US News and World Report - The Political Ramifications of Supreme Court Intervention, Act II
U.S. News and World Report quoted Caroline Fredrickson, OMI’s strategic councilor on democracy and power, on the Supreme Court’s influence on elections.
Fredrickson said, “It’s an unfortunate fact of life that the Supreme Court has become an intricate part of our electoral structure — both in terms of the impact that it’s going to have in its substantive rulings but also how it addresses key questions around how our elections are administered.”
A year after the Supreme Court reversed the guaranteed right to an abortion – a ruling that led young women to register to vote in droves – the decision is still sending shock waves though the Republican Party, crippling its ability to nab supermajorities and cement a conservative agenda.

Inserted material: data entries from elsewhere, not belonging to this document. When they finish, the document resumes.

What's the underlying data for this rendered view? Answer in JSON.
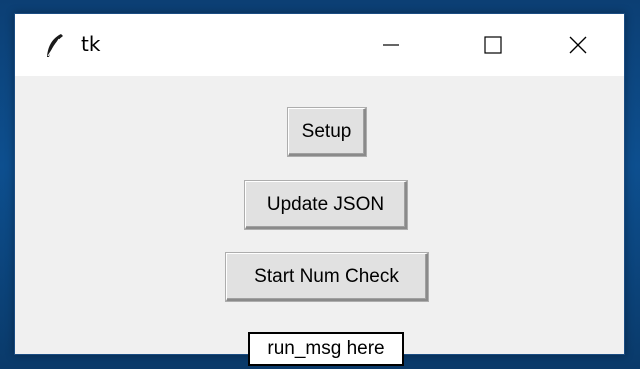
{
  "window": {
    "title": "tk"
  },
  "buttons": {
    "setup": "Setup",
    "update_json": "Update JSON",
    "start_num_check": "Start Num Check"
  },
  "status": {
    "run_msg": "run_msg here"
  },
  "icons": {
    "app": "tk-feather-icon",
    "minimize": "minimize-icon",
    "maximize": "maximize-icon",
    "close": "close-icon"
  },
  "colors": {
    "desktop": "#0d4f8f",
    "titlebar": "#ffffff",
    "client": "#f0f0f0",
    "button_face": "#e1e1e1"
  }
}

What unfolded in the wake of Dobbs v. Jackson Women's Health Organization was perhaps the penultimate example of the political ramifications of a judicial institution.
Now brace for Act II.
Earlier this week the high court teed up a series of political hot potatoes, including a bid to maintain access to a widely used abortion pill, an appeal of one of the key charges filed against those who participated in the Jan. 6, 2021, insurrection at the Capitol and – potentially – consideration of former President Donald Trump’s claim to vast executive immunity.
Combined with its earlier decision to also reconsider a federal law that makes it a crime for people under domestic violence restraining orders to have guns, the cases that the justices agreed to hear are set to have major ramifications for voter turnout in the 2024 presidential election – and could potentially even dictate who returns to the White House.